The Yuan is weakening again in trade this afternoon with the price of the USDCNY on Reuters currently sitting at 6.4412. That’s 0.11 above the reference rate set this morning of 6.33 and an additional fall of 1.74% for the yuan against the US dollar.
That move, coming on top of yesterday’s 1.85% devaluation and today’s 1.6% depreciation has triggered speculation that this new regime instituted by the PBOC is a covert way to let the market set the Yuan rate and thus drive it lower against the US dollar.
David Scutt has run the numbers and says that “today’s move puts the yuan on track for its weakest close against the US dollar since July 22, 2011.” Here’s the chart:
This is a positive positive for China’s economy and exports, but the move today is while currently inside the PBOC’s 2% daily limit the magnitude of this afternoon’s move has clearly raised some eyebrows at the Chinese central bank.

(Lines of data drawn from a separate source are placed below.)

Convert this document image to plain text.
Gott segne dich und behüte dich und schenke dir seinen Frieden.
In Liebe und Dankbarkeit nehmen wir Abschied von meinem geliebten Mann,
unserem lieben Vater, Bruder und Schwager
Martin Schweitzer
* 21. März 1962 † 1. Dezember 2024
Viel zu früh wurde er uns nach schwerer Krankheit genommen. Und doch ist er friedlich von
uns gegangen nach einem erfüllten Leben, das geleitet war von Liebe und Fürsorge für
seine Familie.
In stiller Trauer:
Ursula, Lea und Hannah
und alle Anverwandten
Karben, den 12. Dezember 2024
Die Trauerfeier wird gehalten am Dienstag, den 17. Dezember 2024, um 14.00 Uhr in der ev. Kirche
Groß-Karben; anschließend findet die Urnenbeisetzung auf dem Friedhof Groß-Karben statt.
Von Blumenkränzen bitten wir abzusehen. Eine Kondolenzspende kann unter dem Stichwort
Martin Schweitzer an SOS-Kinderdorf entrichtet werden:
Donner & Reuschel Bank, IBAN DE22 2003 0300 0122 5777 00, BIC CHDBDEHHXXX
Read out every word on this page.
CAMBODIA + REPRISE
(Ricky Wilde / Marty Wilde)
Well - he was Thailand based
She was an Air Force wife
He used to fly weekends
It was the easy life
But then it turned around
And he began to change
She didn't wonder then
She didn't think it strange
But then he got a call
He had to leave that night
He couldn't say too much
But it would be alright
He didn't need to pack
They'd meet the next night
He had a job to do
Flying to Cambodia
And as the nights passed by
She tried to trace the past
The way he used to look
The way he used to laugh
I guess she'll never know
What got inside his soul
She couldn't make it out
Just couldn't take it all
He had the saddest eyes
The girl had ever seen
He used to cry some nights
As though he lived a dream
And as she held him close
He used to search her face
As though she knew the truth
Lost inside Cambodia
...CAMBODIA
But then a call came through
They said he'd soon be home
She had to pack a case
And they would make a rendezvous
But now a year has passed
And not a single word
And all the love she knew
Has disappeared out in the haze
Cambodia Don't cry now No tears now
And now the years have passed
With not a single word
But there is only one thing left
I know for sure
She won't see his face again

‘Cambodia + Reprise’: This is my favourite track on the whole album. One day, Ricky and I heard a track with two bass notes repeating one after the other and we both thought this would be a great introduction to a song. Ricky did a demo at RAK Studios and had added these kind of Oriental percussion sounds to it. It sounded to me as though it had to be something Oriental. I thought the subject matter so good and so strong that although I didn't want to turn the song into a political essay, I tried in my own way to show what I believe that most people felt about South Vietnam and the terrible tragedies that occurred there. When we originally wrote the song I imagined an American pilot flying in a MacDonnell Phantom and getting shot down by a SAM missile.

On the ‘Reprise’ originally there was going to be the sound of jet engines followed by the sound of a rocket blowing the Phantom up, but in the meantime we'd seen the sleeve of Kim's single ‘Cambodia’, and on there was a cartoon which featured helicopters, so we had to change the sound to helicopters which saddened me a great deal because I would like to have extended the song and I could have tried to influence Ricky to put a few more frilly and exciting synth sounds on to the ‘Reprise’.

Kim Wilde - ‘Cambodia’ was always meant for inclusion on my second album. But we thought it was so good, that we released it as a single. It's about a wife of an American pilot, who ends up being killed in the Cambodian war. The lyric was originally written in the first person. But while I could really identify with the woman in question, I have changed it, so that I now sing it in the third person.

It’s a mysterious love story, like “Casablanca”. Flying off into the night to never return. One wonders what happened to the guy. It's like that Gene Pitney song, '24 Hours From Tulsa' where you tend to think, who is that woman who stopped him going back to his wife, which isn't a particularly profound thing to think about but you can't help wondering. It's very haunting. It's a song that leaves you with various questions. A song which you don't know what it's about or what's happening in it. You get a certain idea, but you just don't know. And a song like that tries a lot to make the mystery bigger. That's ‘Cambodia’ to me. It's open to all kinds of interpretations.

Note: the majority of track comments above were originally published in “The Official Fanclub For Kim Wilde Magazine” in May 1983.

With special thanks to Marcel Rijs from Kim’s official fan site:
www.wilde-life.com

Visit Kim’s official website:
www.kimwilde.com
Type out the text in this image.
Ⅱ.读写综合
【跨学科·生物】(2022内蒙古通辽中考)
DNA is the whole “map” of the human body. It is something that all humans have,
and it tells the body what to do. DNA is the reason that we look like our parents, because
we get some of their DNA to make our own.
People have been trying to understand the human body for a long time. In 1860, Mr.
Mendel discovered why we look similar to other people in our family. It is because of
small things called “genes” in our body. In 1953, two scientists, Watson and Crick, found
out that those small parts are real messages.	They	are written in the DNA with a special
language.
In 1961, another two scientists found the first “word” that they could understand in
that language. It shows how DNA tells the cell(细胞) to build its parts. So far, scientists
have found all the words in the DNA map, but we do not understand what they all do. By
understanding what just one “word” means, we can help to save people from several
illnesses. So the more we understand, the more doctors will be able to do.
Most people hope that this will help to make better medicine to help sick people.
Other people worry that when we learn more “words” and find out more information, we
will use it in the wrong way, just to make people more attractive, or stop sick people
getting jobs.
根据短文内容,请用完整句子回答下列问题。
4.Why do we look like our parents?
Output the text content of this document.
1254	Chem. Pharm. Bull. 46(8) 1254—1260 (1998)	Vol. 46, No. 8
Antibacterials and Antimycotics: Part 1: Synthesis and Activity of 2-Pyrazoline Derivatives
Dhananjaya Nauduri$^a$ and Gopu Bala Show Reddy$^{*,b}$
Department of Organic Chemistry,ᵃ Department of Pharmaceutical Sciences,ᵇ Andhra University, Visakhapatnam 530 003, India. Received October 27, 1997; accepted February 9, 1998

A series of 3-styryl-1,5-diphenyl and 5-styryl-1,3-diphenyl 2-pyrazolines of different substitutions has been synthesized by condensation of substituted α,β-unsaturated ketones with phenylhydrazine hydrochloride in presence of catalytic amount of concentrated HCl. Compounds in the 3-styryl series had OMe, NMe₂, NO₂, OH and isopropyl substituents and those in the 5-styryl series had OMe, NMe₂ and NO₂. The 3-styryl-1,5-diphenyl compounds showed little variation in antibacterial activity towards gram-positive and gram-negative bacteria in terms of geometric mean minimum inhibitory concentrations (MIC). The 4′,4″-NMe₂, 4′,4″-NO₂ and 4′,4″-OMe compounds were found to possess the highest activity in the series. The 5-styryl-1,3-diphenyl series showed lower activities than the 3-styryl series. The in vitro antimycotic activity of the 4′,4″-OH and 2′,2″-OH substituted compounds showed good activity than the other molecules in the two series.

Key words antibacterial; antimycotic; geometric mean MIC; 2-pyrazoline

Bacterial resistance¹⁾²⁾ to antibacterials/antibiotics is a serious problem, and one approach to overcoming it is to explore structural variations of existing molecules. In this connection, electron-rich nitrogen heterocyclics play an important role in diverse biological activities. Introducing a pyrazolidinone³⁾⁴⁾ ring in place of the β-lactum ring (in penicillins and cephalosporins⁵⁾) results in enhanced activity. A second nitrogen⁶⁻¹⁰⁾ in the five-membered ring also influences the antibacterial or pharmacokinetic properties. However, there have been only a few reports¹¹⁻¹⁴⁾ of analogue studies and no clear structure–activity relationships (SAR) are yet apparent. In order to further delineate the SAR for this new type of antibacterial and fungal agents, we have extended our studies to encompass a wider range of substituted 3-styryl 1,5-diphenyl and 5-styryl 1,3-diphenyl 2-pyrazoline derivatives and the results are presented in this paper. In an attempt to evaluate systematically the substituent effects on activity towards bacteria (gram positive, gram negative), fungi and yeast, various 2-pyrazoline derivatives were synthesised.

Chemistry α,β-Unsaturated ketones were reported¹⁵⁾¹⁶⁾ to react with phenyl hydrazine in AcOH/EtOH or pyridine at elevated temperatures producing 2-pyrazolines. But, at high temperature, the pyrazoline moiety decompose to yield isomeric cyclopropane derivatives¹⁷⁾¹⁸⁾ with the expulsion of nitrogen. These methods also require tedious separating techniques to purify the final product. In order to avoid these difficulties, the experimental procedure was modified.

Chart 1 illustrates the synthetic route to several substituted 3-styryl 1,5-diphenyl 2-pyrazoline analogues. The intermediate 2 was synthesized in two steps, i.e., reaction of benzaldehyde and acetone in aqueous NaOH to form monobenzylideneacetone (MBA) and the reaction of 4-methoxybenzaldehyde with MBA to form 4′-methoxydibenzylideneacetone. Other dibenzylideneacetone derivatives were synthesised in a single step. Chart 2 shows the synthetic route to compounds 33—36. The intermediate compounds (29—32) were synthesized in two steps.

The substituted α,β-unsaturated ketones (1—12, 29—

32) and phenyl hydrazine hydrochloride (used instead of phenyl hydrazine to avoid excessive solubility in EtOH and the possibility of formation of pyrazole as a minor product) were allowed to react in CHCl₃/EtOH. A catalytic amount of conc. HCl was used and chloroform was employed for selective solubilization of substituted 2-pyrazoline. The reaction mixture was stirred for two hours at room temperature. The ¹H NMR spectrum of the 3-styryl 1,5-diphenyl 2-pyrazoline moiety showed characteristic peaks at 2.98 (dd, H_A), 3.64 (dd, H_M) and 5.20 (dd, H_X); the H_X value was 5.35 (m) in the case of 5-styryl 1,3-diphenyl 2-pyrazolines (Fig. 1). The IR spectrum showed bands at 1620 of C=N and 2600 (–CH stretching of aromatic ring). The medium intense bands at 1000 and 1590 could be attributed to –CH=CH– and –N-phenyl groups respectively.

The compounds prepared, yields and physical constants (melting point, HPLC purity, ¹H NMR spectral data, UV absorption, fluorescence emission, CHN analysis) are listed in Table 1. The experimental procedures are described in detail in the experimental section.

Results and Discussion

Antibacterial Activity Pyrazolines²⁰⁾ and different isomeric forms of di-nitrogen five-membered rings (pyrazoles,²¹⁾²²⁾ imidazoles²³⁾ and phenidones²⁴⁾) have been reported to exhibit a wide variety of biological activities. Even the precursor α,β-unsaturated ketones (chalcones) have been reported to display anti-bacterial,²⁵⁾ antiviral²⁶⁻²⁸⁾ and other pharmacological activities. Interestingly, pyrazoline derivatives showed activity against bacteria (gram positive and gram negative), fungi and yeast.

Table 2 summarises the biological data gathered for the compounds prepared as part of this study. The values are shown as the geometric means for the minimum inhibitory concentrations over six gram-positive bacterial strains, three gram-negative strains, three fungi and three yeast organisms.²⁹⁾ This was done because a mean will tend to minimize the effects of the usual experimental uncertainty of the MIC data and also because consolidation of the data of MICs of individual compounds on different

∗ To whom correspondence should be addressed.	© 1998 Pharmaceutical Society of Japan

Reuters is reporting that forex dealers are “saying that Chinese state-owned banks are selling dollars on behalf of the central bank to keep Yuan around 6.43”.
That might sound like a strange thing for a newswire to know. But we have seen many times over the past three decades of largely freely floating currencies that telegraphing your moves to the market, via the dealers, an important part of central banks’ strategic playbooks.
China appears happy to let the Yuan weaken. Just not too fast.